Three studies performed in the last decade provide insight into the potential cause of the EDIC results. ACCORD,⁶ ADVANCE,⁷ and VA-DT were large clinical trials that randomized patients with type 2 diabetes who had had previous cardiovascular events or who were at high risk for cardiovascular events to ordinary glycemic control (HbA_1C 7.3–8.4 %) or intensive glycemic control (HbA_1C 6.4–6.9 %) and followed them for 3.5–5.6 years for new cardiovascular events. The hypothesis tested was that intensive glycemic control would decrease cardiovascular events. However, the results failed to show any significant decrease in cardiovascular events or any decrease in the progression of clinical microvascular events. The data presented in those three studies suggested that intensive glycemic control had little or no protective effects on the progression of clinically present vascular complications of diabetes.

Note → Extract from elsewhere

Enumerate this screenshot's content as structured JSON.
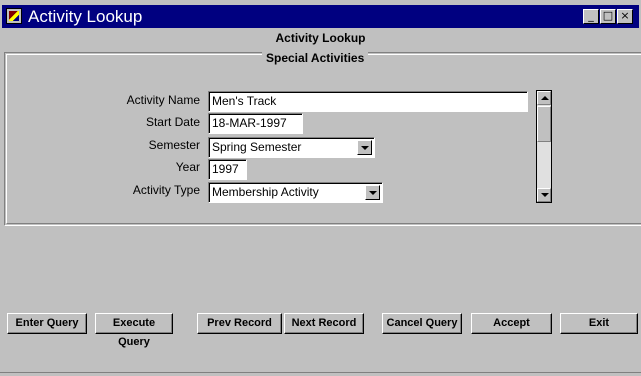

Low HbA_1C Levels Always Decrease Vascular Complications
The presumption that lower HbA_1C levels always provide better outcomes than higher HbA_1C levels seems to be refuted by several studies. It appears that this depends on the methods by which the lower HbA_1C levels are obtained. During the ACCORD study,⁶ it became apparent that the cohort in the intensive glycemic control group had a higher mortality than the cohort having moderate glycemic control. Many attempts to discern the mechanism for this increase in mortality have failed to provide a definitive answer. A large retrospective analysis of patients having diabetes and congestive heart failure showed that patients having an HbA_1C <7.3 % had a higher 2-year mortality than those having an HbA_1C ≥7.3 %.⁸ Many intervention, as well as observational, studies have reported that the occurrence of one or more severe hypoglycemic events during treatment appears to increase future mortality and cardiovascular events.^9,10 Recent demonstrations show that serious hypoglycemia (<3.1 mmol/l; 56 mg/dl), regardless of whether recognized clinically, is associated with an increase in ventricular arrhythmias in patients having diabetes and clinical cardiovascular disease.¹¹ Other studies have shown that hypoglycemia significantly increases the corrected QT interval (QTc).¹²

Conclusions and Recommendations
Obviously, HbA_1C is a reliable measure of glycemic control and a useful tool for assessing chronic management. The problem is that glycemic control itself has been assumed to always determine clinical outcomes. Based on the evidence, it is apparent that this is not true. Equally important to clinical outcomes is the stage of vascular disease at the time of the glycemic control, as well as the nature and severity of side effects of the agents being used to control the glycemia. Aggressive lowering of HbA_1C to values between 6.5 % and 7.0 % in patients having minimal vascular disease, by means of agents having minimal side effects, is supported by the available data. By contrast, such aggressive lowering with agents that cause hypoglycemia and weight gain and/or that facilitate fluid retention in patients having diabetes and significant cardiovascular disease or risk for cardiovascular disease has a high likelihood of causing detrimental, rather than beneficial, effects.¹³ In such patients, maintaining glycemic control at a moderate level (7.5 %) using agents that do not cause hypoglycemia or weight gain and that are not detrimental to the cardiovascular system is likely to benefit the patient. What is yet to be determined is whether lowering HbA_1C to 7.0 % or lower using agents that have minimal or no metabolic side effects is beneficial to patients having diabetes and significant chronic vascular complications. In evaluating treatment options for glycemiccontrol, it is as important to select therapies by their potential side effects as by their ability to provide a 0.2–0.4 % greater decrease in HbA_1C. The greatest clinical benefit of an HbA_1C target <7 % is at the onset of diabetes, and the value lessens with increasing duration of poor control. Rational approaches to glycemic control in patients having diabetes are those that improve clinical outcomes and quality of life.